I think you are missing my point. If we assume the resistance of the syststem is the same for air and He, and we fix the pressure for both, then dm/dt for He will always be about seven times less than for air. When you multiply each by the specific gas constant for that gas, it compensates for this and the product is about the same - hence this predicts little difference in motor speed. However, when we do the experiment we observe a difference. Motor speed is about 20% larger for He than air if I remember correctly.

 

[Daiquiri]

Hi, here I am again. :)
I was overwhelmed with work in the last few days, so couldn't reply.

Yes, now I do understand what you intend. And your analysis is correct. If we put the pressure loss due to friction in the equations then - everything else being equal (piping, pressure difference, temperature) - the math says that RPM for two gasses should be equal.

The difference is probably to be sought in the assumptions used to derive the said formulae. One thing that comes to my mind is that a difference in the rate of heat transfer between the two gasses and piping could void the assumption of constant temperature. There will surely be some other real-gas issues too. It would require a more in-depth analysis which would probably soon branch into loads of thermodynamic variables and unknowns, and I really don't have time to do it right now (see the initial note about my current work load).

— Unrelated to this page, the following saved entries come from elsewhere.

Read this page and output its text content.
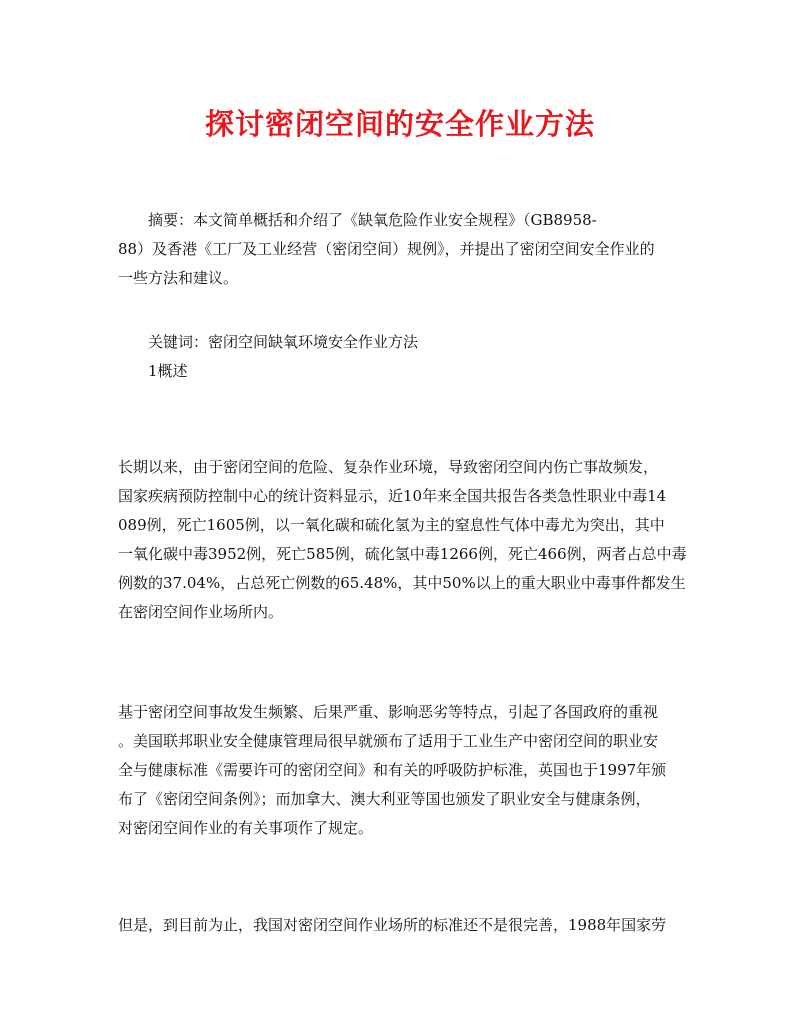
探讨密闭空间的安全作业方法
摘要：本文简单概括和介绍了《缺氧危险作业安全规程》（GB8958-
88）及香港《工厂及工业经营（密闭空间）规例》，并提出了密闭空间安全作业的
一些方法和建议。
关键词：密闭空间缺氧环境安全作业方法
1概述
长期以来，由于密闭空间的危险、复杂作业环境，导致密闭空间内伤亡事故频发，
国家疾病预防控制中心的统计资料显示，近10年来全国共报告各类急性职业中毒14
089例，死亡1605例，以一氧化碳和硫化氢为主的窒息性气体中毒尤为突出，其中
一氧化碳中毒3952例，死亡585例，硫化氢中毒1266例，死亡466例，两者占总中毒
例数的37.04%，占总死亡例数的65.48%，其中50%以上的重大职业中毒事件都发生
在密闭空间作业场所内。
基于密闭空间事故发生频繁、后果严重、影响恶劣等特点，引起了各国政府的重视
。美国联邦职业安全健康管理局很早就颁布了适用于工业生产中密闭空间的职业安
全与健康标准《需要许可的密闭空间》和有关的呼吸防护标准，英国也于1997年颁
布了《密闭空间条例》；而加拿大、澳大利亚等国也颁发了职业安全与健康条例，
对密闭空间作业的有关事项作了规定。
但是，到目前为止，我国对密闭空间作业场所的标准还不是很完善，1988年国家劳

So... Good luck in your search for the Truth. Let me know when you have found it. ;)

Cheers!

 

[darrelu]

Thank you. I appreciate your effort very much. It helps a lot to just have had you work through this with me. Like you, I have also been wondering how big a role heat transfer plays in this problem. There is also a difference between air and nitrogen and I am pretty sure that is do to oxidation of the polymer rotor vanes because of the oxygen. The observation is that the motors run on air wear out much more quickly than those run on nitrogen. Thanks again for your help.